Re: Fetching timeline during recovery

From: Fujii Masao <masao(dot)fujii(at)gmail(dot)com>
To: Jehan-Guillaume de Rorthais <jgdr(at)dalibo(dot)com>
Cc: PostgreSQL-development <pgsql-hackers(at)postgresql(dot)org>, Kyotaro Horiguchi <horikyota(dot)ntt(at)gmail(dot)com>, Michael Paquier <michael(at)paquier(dot)xyz>
Subject: Re: Fetching timeline during recovery
Date: 2019-09-09 10:44:10
Message-ID: CAHGQGwGSSVsOSpYDgY6pOAMuNbcpfrGM42CxGx6R=onJreDO-g@mail.gmail.com
Views: Raw Message | Whole Thread | Download mbox | Resend email
Thread:
Lists: pgsql-hackers

On Sat, Sep 7, 2019 at 12:06 AM Jehan-Guillaume de Rorthais
<jgdr(at)dalibo(dot)com> wrote:
>
> On Wed, 4 Sep 2019 00:32:03 +0900
> Fujii Masao <masao(dot)fujii(at)gmail(dot)com> wrote:
>
> > On Mon, Jul 29, 2019 at 7:26 PM Jehan-Guillaume de Rorthais
> > <jgdr(at)dalibo(dot)com> wrote:
> > >
> > > On Fri, 26 Jul 2019 18:22:25 +0200
> > > Jehan-Guillaume de Rorthais <jgdr(at)dalibo(dot)com> wrote:
> > >
> > > > On Fri, 26 Jul 2019 10:02:58 +0200
> > > > Jehan-Guillaume de Rorthais <jgdr(at)dalibo(dot)com> wrote:
> [...]
> > > > Please, find in attachment a new version of the patch. It now creates two
> > > > new fonctions:
> > > >
> > > > pg_current_wal_tl()
> > > > pg_last_wal_received_tl()
> > >
> > > I just found I forgot to use PG_RETURN_INT32 in pg_last_wal_received_tl().
> > > Please find the corrected patch in attachment:
> > > 0001-v3-Add-functions-to-get-timeline.patch
> >
> > Thanks for the patch! Here are some comments from me.
>
> Thank you for your review!
>
> Please, find in attachment the v4 of the patch:
> 0001-v4-Add-functions-to-get-timeline.patch

Thanks for updating the patch!

Should we add regression tests for these functions? For example,
what about using these functions to check the timeline switch case,
in src/test/recovery/t/004_timeline_switch.pl?

>
> Answers bellow.
>
> > You need to write the documentation explaining the functions
> > that you're thinking to add.
>
> Done.

Thanks!

+ <entry>Get current write-ahead log timeline</entry>

I'm not sure if "current write-ahead log timeline" is proper word.
"timeline ID of current write-ahead log" is more appropriate?
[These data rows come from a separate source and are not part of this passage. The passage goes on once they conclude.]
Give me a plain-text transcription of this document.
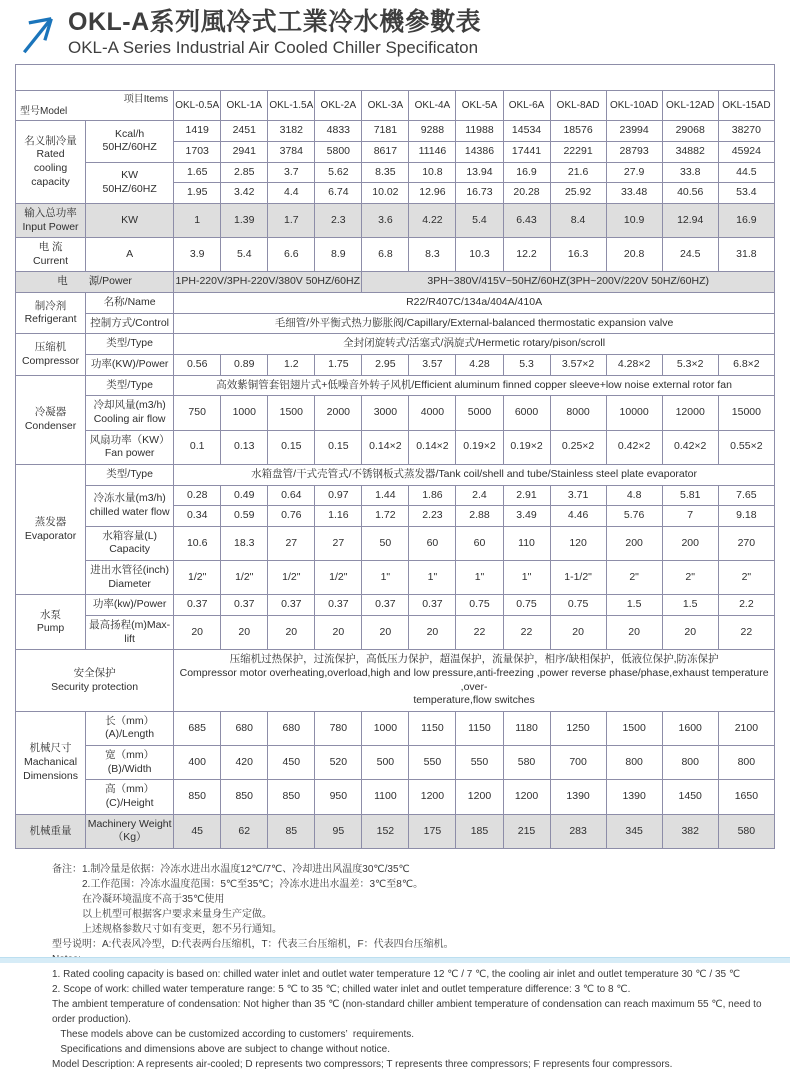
OKL-A系列風冷式工業冷水機參數表
OKL-A Series Industrial Air Cooled Chiller Specificaton
OKL-A系列风冷式工业冷水机参数表													

型号Model
项目Items		OKL-0.5A	OKL-1A	OKL-1.5A	OKL-2A	OKL-3A	OKL-4A	OKL-5A	OKL-6A	OKL-8AD	OKL-10AD	OKL-12AD	OKL-15AD
名义制冷量
Rated
cooling
capacity	Kcal/h
50HZ/60HZ	1419	2451	3182	4833	7181	9288	11988	14534	18576	23994	29068	38270
		1703	2941	3784	5800	8617	11146	14386	17441	22291	28793	34882	45924
	KW
50HZ/60HZ	1.65	2.85	3.7	5.62	8.35	10.8	13.94	16.9	21.6	27.9	33.8	44.5
		1.95	3.42	4.4	6.74	10.02	12.96	16.73	20.28	25.92	33.48	40.56	53.4
输入总功率
Input Power	KW	1	1.39	1.7	2.3	3.6	4.22	5.4	6.43	8.4	10.9	12.94	16.9
电 流
Current	A	3.9	5.4	6.6	8.9	6.8	8.3	10.3	12.2	16.3	20.8	24.5	31.8
电　　源/Power		1PH-220V/3PH-220V/380V 50HZ/60HZ				3PH~380V/415V~50HZ/60HZ(3PH~200V/220V 50HZ/60HZ)							
制冷剂
Refrigerant	名称/Name	R22/R407C/134a/404A/410A											
	控制方式/Control	毛细管/外平衡式热力膨胀阀/Capillary/External-balanced thermostatic expansion valve											
压缩机
Compressor	类型/Type	全封闭旋转式/活塞式/涡旋式/Hermetic rotary/pison/scroll											
	功率(KW)/Power	0.56	0.89	1.2	1.75	2.95	3.57	4.28	5.3	3.57×2	4.28×2	5.3×2	6.8×2
冷凝器
Condenser	类型/Type	高效紫铜管套铝翅片式+低噪音外转子风机/Efficient aluminum finned copper sleeve+low noise external rotor fan											
	冷却风量(m3/h)
Cooling air flow	750	1000	1500	2000	3000	4000	5000	6000	8000	10000	12000	15000
	风扇功率（KW）
Fan power	0.1	0.13	0.15	0.15	0.14×2	0.14×2	0.19×2	0.19×2	0.25×2	0.42×2	0.42×2	0.55×2
蒸发器
Evaporator	类型/Type	水箱盘管/干式壳管式/不锈钢板式蒸发器/Tank coil/shell and tube/Stainless steel plate evaporator											
	冷冻水量(m3/h)
chilled water flow	0.28	0.49	0.64	0.97	1.44	1.86	2.4	2.91	3.71	4.8	5.81	7.65
		0.34	0.59	0.76	1.16	1.72	2.23	2.88	3.49	4.46	5.76	7	9.18
	水箱容量(L)
Capacity	10.6	18.3	27	27	50	60	60	110	120	200	200	270
	进出水管径(inch)
Diameter	1/2"	1/2"	1/2"	1/2"	1"	1"	1"	1"	1-1/2"	2"	2"	2"
水泵
Pump	功率(kw)/Power	0.37	0.37	0.37	0.37	0.37	0.37	0.75	0.75	0.75	1.5	1.5	2.2
	最高扬程(m)Max-lift	20	20	20	20	20	20	22	22	20	20	20	22
安全保护
Security protection		压缩机过热保护，过流保护，高低压力保护，超温保护，流量保护，相序/缺相保护，低液位保护,防冻保护
Compressor motor overheating,overload,high and low pressure,anti-freezing ,power reverse phase/phase,exhaust temperature ,over-
temperature,flow switches											
机械尺寸
Machanical
Dimensions	长（mm）(A)/Length	685	680	680	780	1000	1150	1150	1180	1250	1500	1600	2100
	宽（mm）(B)/Width	400	420	450	520	500	550	550	580	700	800	800	800
	高（mm）(C)/Height	850	850	850	950	1100	1200	1200	1200	1390	1390	1450	1650
机械重量	Machinery Weight
（Kg）	45	62	85	95	152	175	185	215	283	345	382	580
备注：1.制冷量是依据：冷冻水进出水温度12℃/7℃、冷却进出风温度30℃/35℃
　　　2.工作范围：冷冻水温度范围：5℃至35℃；冷冻水进出水温差：3℃至8℃。
　　　在冷凝环境温度不高于35℃使用
　　　以上机型可根据客户要求来量身生产定做。
　　　上述规格参数尺寸如有变更，恕不另行通知。
型号说明：A:代表风冷型，D:代表两台压缩机，T：代表三台压缩机，F：代表四台压缩机。
1. Rated cooling capacity is based on: chilled water inlet and outlet water temperature 12 ℃ / 7 ℃, the cooling air inlet and outlet temperature 30 ℃ / 35 ℃
2. Scope of work: chilled water temperature range: 5 ℃ to 35 ℃; chilled water inlet and outlet temperature difference: 3 ℃ to 8 ℃.
The ambient temperature of condensation: Not higher than 35 ℃ (non-standard chiller ambient temperature of condensation can reach maximum 55 ℃, need to order production).
These models above can be customized according to customers’  requirements.
Specifications and dimensions above are subject to change without notice.
Model Description: A represents air-cooled; D represents two compressors; T represents three compressors; F represents four compressors.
+ <entry><type>int</type></entry>
+ <entry>Get last write-ahead log timeline received and sync to disk by
+ streaming replication.

Same as above. I think that "timeline ID of last write-ahead log received
and sync to disk ..." is better here.

Like pg_last_wal_receive_lsn(), something like "If recovery has
completed this will remain static at the value of the last WAL
record received and synced to disk during recovery.
If streaming replication is disabled, or if it has not yet started,
the function returns NULL." should be in this description?

>
> > +/*
> > + * Returns the current timeline on a production cluster
> > + */
> > +Datum
> > +pg_current_wal_tl(PG_FUNCTION_ARGS)

I think that "tl" in the function name should be "tli". "tli" is used
used for other functions and views related to timeline, e.g.,
pg_stat_wal_receiver.received_tli. Thought?

> >
> > The timeline ID that this function returns seems almost
> > the same as pg_control_checkpoint().timeline_id,
> > when the server is in production. So I'm not sure
> > if it's worth adding that new function.
>
> pg_control_checkpoint().timeline_id is read from the controldata file on disk
> which is asynchronously updated with the real status of the local cluster.
> Right after a promotion, fetching the TL from pg_control_checkpoint() is wrong
> and can cause race conditions on client side.

Understood.

> > The timeline ID that this function returns is the same as
> > pg_stat_wal_receiver.received_tli while walreceiver is running.
> > But when walreceiver is not running, pg_stat_wal_receiver returns
> > no record, and pg_last_wal_received_tl() would be useful to
> > get the timeline only in this case. Is this my understanding right?
>
> Exactly.

I'm just imaging that some users want to use pg_last_wal_receive_lsn() and
pg_last_wal_receive_tli() together to, e.g., get the name of WAL file received
last. But there can be a corner case where the return values of
pg_last_wal_receive_lsn() and of pg_last_wal_receive_tli() are inconsistent.
This can happen because those values are NOT gotten within single lock.
That is, each function takes each lock to get each value.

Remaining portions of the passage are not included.